Тогда мне стало очень грустно и даже страшновато; я о беженцах и не подумал.
На обратном пути, уже на Кировском, против Игорева дома, встретилось целое стадо, но без пастухов. Все трамваи стали. Овцы бежали даже по панелям, как в степях. Потом пошли коровы; они стали щипать траву на самом углу Карповки. И даже был бык; у него была доска на рогах, а морда привязана к ноге. Я очень удивился, что такой бык запросто идет по городу.
12 августа.
Милый Максик! Вот так штука! Я пишу тебе уже третий раз! Это прямо вроде дневника. И я хочу описать тебе одну удивительную вещь.
Теперь я сижу на крышах, пожалуй, даже чаще, чем на земле. Все теперь прямо поселились на крышах! Ведь сейчас и ночью совсем светло.

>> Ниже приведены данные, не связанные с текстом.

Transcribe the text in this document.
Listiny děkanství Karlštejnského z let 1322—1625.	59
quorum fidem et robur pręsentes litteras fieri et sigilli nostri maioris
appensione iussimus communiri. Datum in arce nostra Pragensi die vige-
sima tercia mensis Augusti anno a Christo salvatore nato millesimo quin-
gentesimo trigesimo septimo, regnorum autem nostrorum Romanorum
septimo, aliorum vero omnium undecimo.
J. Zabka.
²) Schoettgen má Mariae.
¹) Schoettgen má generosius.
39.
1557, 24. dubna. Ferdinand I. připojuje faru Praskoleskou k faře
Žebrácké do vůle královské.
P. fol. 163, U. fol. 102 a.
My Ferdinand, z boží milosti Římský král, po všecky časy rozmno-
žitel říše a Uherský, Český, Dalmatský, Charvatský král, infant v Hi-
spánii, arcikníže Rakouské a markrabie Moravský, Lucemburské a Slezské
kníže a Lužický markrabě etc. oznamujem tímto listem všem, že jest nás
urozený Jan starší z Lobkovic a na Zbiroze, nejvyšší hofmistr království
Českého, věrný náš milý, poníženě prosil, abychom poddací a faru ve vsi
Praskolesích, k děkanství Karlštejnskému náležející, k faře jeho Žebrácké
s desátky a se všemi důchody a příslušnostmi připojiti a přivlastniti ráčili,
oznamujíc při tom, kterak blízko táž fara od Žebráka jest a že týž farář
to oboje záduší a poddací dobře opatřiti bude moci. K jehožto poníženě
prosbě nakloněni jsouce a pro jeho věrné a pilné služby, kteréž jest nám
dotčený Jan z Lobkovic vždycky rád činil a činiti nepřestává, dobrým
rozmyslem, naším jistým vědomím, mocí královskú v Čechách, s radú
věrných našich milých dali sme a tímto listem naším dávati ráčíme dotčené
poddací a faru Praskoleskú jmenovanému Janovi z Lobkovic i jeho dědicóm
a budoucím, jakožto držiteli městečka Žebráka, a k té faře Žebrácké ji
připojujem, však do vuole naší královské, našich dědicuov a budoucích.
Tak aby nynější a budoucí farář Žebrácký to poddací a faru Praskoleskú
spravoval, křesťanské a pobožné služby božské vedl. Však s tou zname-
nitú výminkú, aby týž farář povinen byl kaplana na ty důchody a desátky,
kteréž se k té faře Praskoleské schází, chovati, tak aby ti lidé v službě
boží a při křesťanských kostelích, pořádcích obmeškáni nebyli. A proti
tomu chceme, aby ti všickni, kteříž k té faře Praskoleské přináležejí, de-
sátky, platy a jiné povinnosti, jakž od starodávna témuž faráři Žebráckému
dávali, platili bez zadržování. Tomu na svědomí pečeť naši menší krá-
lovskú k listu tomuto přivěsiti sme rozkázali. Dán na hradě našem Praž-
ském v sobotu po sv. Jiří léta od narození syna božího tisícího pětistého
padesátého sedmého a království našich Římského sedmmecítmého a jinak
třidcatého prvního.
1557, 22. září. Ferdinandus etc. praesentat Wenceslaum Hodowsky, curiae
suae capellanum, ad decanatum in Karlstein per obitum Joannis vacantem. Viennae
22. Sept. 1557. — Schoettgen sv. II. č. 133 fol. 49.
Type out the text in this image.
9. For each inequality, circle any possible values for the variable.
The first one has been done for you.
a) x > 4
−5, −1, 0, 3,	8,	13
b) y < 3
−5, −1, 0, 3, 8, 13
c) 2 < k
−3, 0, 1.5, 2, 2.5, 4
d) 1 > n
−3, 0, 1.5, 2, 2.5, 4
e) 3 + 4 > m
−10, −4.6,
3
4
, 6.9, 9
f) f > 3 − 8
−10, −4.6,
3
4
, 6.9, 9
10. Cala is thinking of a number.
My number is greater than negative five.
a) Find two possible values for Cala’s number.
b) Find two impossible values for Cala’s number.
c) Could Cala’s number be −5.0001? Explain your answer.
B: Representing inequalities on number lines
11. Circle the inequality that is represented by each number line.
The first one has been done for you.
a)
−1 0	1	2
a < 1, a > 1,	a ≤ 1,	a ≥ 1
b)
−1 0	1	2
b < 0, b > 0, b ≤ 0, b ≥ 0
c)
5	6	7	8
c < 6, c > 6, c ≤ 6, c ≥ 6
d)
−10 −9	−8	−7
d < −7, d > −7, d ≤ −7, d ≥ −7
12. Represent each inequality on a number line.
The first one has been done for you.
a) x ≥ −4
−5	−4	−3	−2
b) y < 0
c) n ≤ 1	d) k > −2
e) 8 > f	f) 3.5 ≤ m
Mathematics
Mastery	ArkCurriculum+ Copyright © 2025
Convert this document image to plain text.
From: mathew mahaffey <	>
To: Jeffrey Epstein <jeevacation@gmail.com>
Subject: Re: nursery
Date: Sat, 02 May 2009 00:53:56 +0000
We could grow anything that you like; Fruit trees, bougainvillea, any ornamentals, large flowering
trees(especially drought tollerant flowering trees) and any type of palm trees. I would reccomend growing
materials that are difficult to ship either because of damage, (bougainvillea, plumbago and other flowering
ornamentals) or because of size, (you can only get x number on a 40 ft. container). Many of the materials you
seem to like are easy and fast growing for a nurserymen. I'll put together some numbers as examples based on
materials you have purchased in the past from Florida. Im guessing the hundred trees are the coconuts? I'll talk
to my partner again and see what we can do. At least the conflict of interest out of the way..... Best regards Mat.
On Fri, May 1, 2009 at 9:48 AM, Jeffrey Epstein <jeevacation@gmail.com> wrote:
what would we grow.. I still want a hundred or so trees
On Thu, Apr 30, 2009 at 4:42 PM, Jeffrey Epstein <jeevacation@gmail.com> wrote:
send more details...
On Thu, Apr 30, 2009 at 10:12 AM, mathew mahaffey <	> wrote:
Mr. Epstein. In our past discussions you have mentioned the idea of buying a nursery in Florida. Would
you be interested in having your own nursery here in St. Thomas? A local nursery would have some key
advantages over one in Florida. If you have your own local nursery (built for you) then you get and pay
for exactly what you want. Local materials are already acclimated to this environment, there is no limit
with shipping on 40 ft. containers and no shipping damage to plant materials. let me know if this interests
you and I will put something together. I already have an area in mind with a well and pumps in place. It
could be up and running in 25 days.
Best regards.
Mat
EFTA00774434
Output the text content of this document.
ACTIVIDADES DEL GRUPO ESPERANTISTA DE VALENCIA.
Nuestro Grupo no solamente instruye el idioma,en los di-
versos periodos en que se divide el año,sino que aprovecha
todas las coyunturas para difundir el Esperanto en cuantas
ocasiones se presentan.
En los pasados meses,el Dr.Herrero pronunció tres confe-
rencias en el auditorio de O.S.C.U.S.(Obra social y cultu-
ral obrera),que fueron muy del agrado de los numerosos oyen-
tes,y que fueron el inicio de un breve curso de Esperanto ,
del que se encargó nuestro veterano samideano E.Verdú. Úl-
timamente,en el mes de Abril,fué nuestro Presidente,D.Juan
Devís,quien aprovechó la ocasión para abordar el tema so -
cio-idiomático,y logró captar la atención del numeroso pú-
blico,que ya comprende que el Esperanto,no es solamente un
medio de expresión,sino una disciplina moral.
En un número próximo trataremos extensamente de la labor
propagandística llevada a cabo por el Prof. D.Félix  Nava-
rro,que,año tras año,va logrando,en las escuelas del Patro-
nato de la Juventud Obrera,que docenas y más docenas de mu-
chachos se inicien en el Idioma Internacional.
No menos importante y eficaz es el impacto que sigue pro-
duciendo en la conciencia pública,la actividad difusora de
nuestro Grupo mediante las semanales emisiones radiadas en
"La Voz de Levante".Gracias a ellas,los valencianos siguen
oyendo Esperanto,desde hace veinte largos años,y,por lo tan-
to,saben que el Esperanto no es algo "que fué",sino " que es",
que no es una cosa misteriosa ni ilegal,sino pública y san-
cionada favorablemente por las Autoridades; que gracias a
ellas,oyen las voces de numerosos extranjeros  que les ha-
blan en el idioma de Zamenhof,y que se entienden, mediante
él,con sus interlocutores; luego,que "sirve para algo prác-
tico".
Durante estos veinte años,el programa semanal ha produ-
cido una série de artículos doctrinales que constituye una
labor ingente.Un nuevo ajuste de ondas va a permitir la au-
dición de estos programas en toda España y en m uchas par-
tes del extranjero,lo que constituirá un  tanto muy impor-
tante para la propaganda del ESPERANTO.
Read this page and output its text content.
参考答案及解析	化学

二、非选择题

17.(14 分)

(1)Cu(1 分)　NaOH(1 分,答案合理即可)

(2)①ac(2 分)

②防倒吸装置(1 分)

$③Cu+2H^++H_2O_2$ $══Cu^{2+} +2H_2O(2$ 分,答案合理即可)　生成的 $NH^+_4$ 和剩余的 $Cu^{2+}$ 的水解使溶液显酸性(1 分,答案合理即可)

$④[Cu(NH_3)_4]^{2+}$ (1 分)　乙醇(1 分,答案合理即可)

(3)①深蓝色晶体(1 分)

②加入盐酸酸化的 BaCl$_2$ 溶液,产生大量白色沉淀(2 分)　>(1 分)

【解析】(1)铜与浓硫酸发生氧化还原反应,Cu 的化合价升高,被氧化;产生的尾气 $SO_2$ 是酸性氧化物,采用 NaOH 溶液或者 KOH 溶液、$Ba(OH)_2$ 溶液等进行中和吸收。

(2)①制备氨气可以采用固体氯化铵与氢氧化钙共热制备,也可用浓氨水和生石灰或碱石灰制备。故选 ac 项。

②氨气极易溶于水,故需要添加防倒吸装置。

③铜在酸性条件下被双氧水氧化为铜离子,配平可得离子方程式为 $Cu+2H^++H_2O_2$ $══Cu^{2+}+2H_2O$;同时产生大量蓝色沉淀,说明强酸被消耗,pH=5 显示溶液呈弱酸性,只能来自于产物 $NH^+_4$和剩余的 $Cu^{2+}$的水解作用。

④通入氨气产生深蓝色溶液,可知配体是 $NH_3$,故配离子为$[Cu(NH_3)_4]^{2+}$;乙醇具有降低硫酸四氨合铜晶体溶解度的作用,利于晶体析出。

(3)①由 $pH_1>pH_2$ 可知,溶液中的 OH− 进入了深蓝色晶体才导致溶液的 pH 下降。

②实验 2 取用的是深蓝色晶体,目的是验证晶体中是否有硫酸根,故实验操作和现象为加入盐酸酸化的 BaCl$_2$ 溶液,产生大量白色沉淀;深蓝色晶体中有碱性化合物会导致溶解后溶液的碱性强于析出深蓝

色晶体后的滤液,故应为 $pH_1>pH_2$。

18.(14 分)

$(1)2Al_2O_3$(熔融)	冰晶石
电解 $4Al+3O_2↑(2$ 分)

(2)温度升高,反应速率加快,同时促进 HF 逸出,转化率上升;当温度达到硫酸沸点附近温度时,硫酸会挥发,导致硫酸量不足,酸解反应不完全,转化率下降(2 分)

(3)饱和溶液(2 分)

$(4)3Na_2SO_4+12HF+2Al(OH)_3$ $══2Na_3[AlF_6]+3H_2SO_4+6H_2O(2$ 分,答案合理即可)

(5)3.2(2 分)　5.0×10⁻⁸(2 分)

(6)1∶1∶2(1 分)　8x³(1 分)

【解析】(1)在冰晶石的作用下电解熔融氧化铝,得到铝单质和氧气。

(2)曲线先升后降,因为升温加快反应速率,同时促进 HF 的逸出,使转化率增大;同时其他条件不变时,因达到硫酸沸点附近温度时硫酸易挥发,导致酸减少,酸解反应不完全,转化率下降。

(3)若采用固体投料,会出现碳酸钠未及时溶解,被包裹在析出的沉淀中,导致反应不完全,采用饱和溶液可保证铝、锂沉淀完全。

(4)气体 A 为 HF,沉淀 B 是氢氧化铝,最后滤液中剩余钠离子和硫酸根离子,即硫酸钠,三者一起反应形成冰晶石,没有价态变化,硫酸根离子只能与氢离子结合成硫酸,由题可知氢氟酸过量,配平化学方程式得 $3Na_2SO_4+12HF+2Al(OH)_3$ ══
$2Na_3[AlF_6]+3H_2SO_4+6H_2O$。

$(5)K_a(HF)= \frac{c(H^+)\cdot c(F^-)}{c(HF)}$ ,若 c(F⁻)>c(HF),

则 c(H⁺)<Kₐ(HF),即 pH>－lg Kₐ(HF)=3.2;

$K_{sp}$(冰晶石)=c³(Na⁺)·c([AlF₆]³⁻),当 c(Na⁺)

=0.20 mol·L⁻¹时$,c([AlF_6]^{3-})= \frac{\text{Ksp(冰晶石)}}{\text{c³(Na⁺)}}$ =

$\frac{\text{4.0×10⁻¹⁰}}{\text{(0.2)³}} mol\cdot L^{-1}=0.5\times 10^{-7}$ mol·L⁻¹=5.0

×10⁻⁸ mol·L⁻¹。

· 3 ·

Все сидят, разговаривают, а на доме семьдесят пять кто-то даже играет на скрипке.
Дядя Вася Кокушкин сказал нам, что надо выявлять шептунов и паникеров, которые будут уверять, что фашисты непременно сюда придут. Но я еще ни одного шептуна не нашел. Все на крыше говорят очень громко и считают, что Ленинград никогда не сдастся. Я думаю, что у нас в доме никаких шептунов и нет. Мне очень нравится сидеть на слуховом окне и слушать разные новости.
А главное, — я придумал удивительную игру. Ты, может быть, уже потерял дяди Женин телескоп, который он привез из Москвы, а у меня он еще цел и я в него наблюдаю.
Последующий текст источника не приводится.